Divided into three parts, the Companion takes both a theoretical and practical approach to a field that is emerging as a prominent area of study. Animals and the Practice of History considers established practices of history, such as political history, public history and cultural memory, and how animal-human history can contribute to them. Problems and Paradigms identifies key historiographical issues to the field with contributors considering the challenges posed by topics such as agency, literature, art and emotional attachment. The final section, Themes and Provocations, looks at larger themes within the history of animal-human relationships in more depth, with contributions covering topics that include breeding, war, hunting and eating.
As it is increasingly recognised that nonhuman actors have contributed to the making of history, The Routledge Companion to Animal-Human History provides a timely and important contribution to the scholarship on animal-human history and surrounding debates.
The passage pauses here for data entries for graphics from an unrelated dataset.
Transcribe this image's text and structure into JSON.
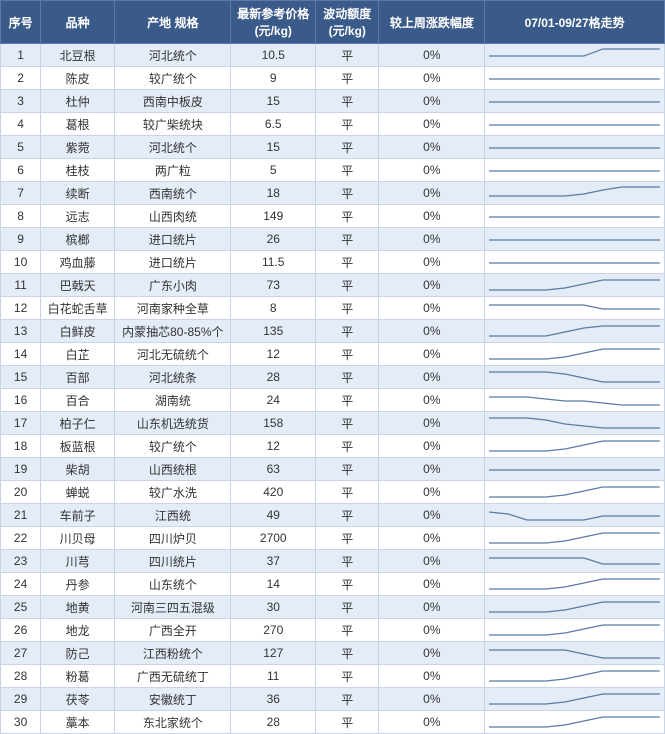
{
  "header": {
    "idx": "序号",
    "name": "品种",
    "spec": "产地 规格",
    "price": "最新参考价格\n(元/kg)",
    "flux": "波动额度\n(元/kg)",
    "pct": "较上周涨跌幅度",
    "spark": "07/01-09/27格走势"
  },
  "colors": {
    "header_bg": "#3a5a8a",
    "header_fg": "#ffffff",
    "row_odd_bg": "#e4ecf7",
    "row_even_bg": "#ffffff",
    "border": "#c8d4e4",
    "spark_stroke": "#5a7aa8"
  },
  "rows": [
    {
      "idx": 1,
      "name": "北豆根",
      "spec": "河北统个",
      "price": "10.5",
      "flux": "平",
      "pct": "0%",
      "spark": [
        10,
        10,
        10,
        10,
        10,
        10,
        3,
        3,
        3,
        3
      ]
    },
    {
      "idx": 2,
      "name": "陈皮",
      "spec": "较广统个",
      "price": "9",
      "flux": "平",
      "pct": "0%",
      "spark": [
        10,
        10,
        10,
        10,
        10,
        10,
        10,
        10,
        10,
        10
      ]
    },
    {
      "idx": 3,
      "name": "杜仲",
      "spec": "西南中板皮",
      "price": "15",
      "flux": "平",
      "pct": "0%",
      "spark": [
        10,
        10,
        10,
        10,
        10,
        10,
        10,
        10,
        10,
        10
      ]
    },
    {
      "idx": 4,
      "name": "葛根",
      "spec": "较广柴统块",
      "price": "6.5",
      "flux": "平",
      "pct": "0%",
      "spark": [
        10,
        10,
        10,
        10,
        10,
        10,
        10,
        10,
        10,
        10
      ]
    },
    {
      "idx": 5,
      "name": "紫菀",
      "spec": "河北统个",
      "price": "15",
      "flux": "平",
      "pct": "0%",
      "spark": [
        10,
        10,
        10,
        10,
        10,
        10,
        10,
        10,
        10,
        10
      ]
    },
    {
      "idx": 6,
      "name": "桂枝",
      "spec": "两广粒",
      "price": "5",
      "flux": "平",
      "pct": "0%",
      "spark": [
        10,
        10,
        10,
        10,
        10,
        10,
        10,
        10,
        10,
        10
      ]
    },
    {
      "idx": 7,
      "name": "续断",
      "spec": "西南统个",
      "price": "18",
      "flux": "平",
      "pct": "0%",
      "spark": [
        12,
        12,
        12,
        12,
        12,
        10,
        6,
        3,
        3,
        3
      ]
    },
    {
      "idx": 8,
      "name": "远志",
      "spec": "山西肉统",
      "price": "149",
      "flux": "平",
      "pct": "0%",
      "spark": [
        10,
        10,
        10,
        10,
        10,
        10,
        10,
        10,
        10,
        10
      ]
    },
    {
      "idx": 9,
      "name": "槟榔",
      "spec": "进口统片",
      "price": "26",
      "flux": "平",
      "pct": "0%",
      "spark": [
        10,
        10,
        10,
        10,
        10,
        10,
        10,
        10,
        10,
        10
      ]
    },
    {
      "idx": 10,
      "name": "鸡血藤",
      "spec": "进口统片",
      "price": "11.5",
      "flux": "平",
      "pct": "0%",
      "spark": [
        10,
        10,
        10,
        10,
        10,
        10,
        10,
        10,
        10,
        10
      ]
    },
    {
      "idx": 11,
      "name": "巴戟天",
      "spec": "广东小肉",
      "price": "73",
      "flux": "平",
      "pct": "0%",
      "spark": [
        14,
        14,
        14,
        14,
        12,
        8,
        4,
        4,
        4,
        4
      ]
    },
    {
      "idx": 12,
      "name": "白花蛇舌草",
      "spec": "河南家种全草",
      "price": "8",
      "flux": "平",
      "pct": "0%",
      "spark": [
        6,
        6,
        6,
        6,
        6,
        6,
        10,
        10,
        10,
        10
      ]
    },
    {
      "idx": 13,
      "name": "白鲜皮",
      "spec": "内蒙抽芯80-85%个",
      "price": "135",
      "flux": "平",
      "pct": "0%",
      "spark": [
        14,
        14,
        14,
        14,
        10,
        6,
        4,
        4,
        4,
        4
      ]
    },
    {
      "idx": 14,
      "name": "白芷",
      "spec": "河北无硫统个",
      "price": "12",
      "flux": "平",
      "pct": "0%",
      "spark": [
        14,
        14,
        14,
        14,
        12,
        8,
        4,
        4,
        4,
        4
      ]
    },
    {
      "idx": 15,
      "name": "百部",
      "spec": "河北统条",
      "price": "28",
      "flux": "平",
      "pct": "0%",
      "spark": [
        4,
        4,
        4,
        4,
        6,
        10,
        14,
        14,
        14,
        14
      ]
    },
    {
      "idx": 16,
      "name": "百合",
      "spec": "湖南统",
      "price": "24",
      "flux": "平",
      "pct": "0%",
      "spark": [
        6,
        6,
        6,
        8,
        10,
        10,
        12,
        14,
        14,
        14
      ]
    },
    {
      "idx": 17,
      "name": "柏子仁",
      "spec": "山东机选统货",
      "price": "158",
      "flux": "平",
      "pct": "0%",
      "spark": [
        4,
        4,
        4,
        6,
        10,
        12,
        14,
        14,
        14,
        14
      ]
    },
    {
      "idx": 18,
      "name": "板蓝根",
      "spec": "较广统个",
      "price": "12",
      "flux": "平",
      "pct": "0%",
      "spark": [
        14,
        14,
        14,
        14,
        12,
        8,
        4,
        4,
        4,
        4
      ]
    },
    {
      "idx": 19,
      "name": "柴胡",
      "spec": "山西统根",
      "price": "63",
      "flux": "平",
      "pct": "0%",
      "spark": [
        10,
        10,
        10,
        10,
        10,
        10,
        10,
        10,
        10,
        10
      ]
    },
    {
      "idx": 20,
      "name": "蝉蜕",
      "spec": "较广水洗",
      "price": "420",
      "flux": "平",
      "pct": "0%",
      "spark": [
        14,
        14,
        14,
        14,
        12,
        8,
        4,
        4,
        4,
        4
      ]
    },
    {
      "idx": 21,
      "name": "车前子",
      "spec": "江西统",
      "price": "49",
      "flux": "平",
      "pct": "0%",
      "spark": [
        6,
        8,
        14,
        14,
        14,
        14,
        10,
        10,
        10,
        10
      ]
    },
    {
      "idx": 22,
      "name": "川贝母",
      "spec": "四川炉贝",
      "price": "2700",
      "flux": "平",
      "pct": "0%",
      "spark": [
        14,
        14,
        14,
        14,
        12,
        8,
        4,
        4,
        4,
        4
      ]
    },
    {
      "idx": 23,
      "name": "川芎",
      "spec": "四川统片",
      "price": "37",
      "flux": "平",
      "pct": "0%",
      "spark": [
        6,
        6,
        6,
        6,
        6,
        6,
        12,
        12,
        12,
        12
      ]
    },
    {
      "idx": 24,
      "name": "丹参",
      "spec": "山东统个",
      "price": "14",
      "flux": "平",
      "pct": "0%",
      "spark": [
        14,
        14,
        14,
        14,
        12,
        8,
        4,
        4,
        4,
        4
      ]
    },
    {
      "idx": 25,
      "name": "地黄",
      "spec": "河南三四五混级",
      "price": "30",
      "flux": "平",
      "pct": "0%",
      "spark": [
        14,
        14,
        14,
        14,
        12,
        8,
        4,
        4,
        4,
        4
      ]
    },
    {
      "idx": 26,
      "name": "地龙",
      "spec": "广西全开",
      "price": "270",
      "flux": "平",
      "pct": "0%",
      "spark": [
        14,
        14,
        14,
        14,
        12,
        8,
        4,
        4,
        4,
        4
      ]
    },
    {
      "idx": 27,
      "name": "防己",
      "spec": "江西粉统个",
      "price": "127",
      "flux": "平",
      "pct": "0%",
      "spark": [
        6,
        6,
        6,
        6,
        6,
        10,
        14,
        14,
        14,
        14
      ]
    },
    {
      "idx": 28,
      "name": "粉葛",
      "spec": "广西无硫统丁",
      "price": "11",
      "flux": "平",
      "pct": "0%",
      "spark": [
        14,
        14,
        14,
        14,
        12,
        8,
        4,
        4,
        4,
        4
      ]
    },
    {
      "idx": 29,
      "name": "茯苓",
      "spec": "安徽统丁",
      "price": "36",
      "flux": "平",
      "pct": "0%",
      "spark": [
        14,
        14,
        14,
        14,
        12,
        8,
        4,
        4,
        4,
        4
      ]
    },
    {
      "idx": 30,
      "name": "藁本",
      "spec": "东北家统个",
      "price": "28",
      "flux": "平",
      "pct": "0%",
      "spark": [
        14,
        14,
        14,
        14,
        12,
        8,
        4,
        4,
        4,
        4
      ]
    }
  ],
  "spark_config": {
    "width": 160,
    "height": 18
  }
}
Hilda Kean was Dean of Ruskin College, Oxford. Her many books include The Great Cat and Dog Massacre: The Real Story of the World War 11’s Unknown Tragedy (2017); Animal Rights: Political and Social Change in Britain since 1800 (1998); The Public History Reader (with Paul Martin, 2013).
Philip Howell is Reader in Historical Geography at the University of Cambridge. He is the author of Geographies of Regulation: Policing Prostitution in Nineteenth- Century Britain and the Empire (2009) and At Home and Astray: The Domestic Dog in Victorian Britain (2015).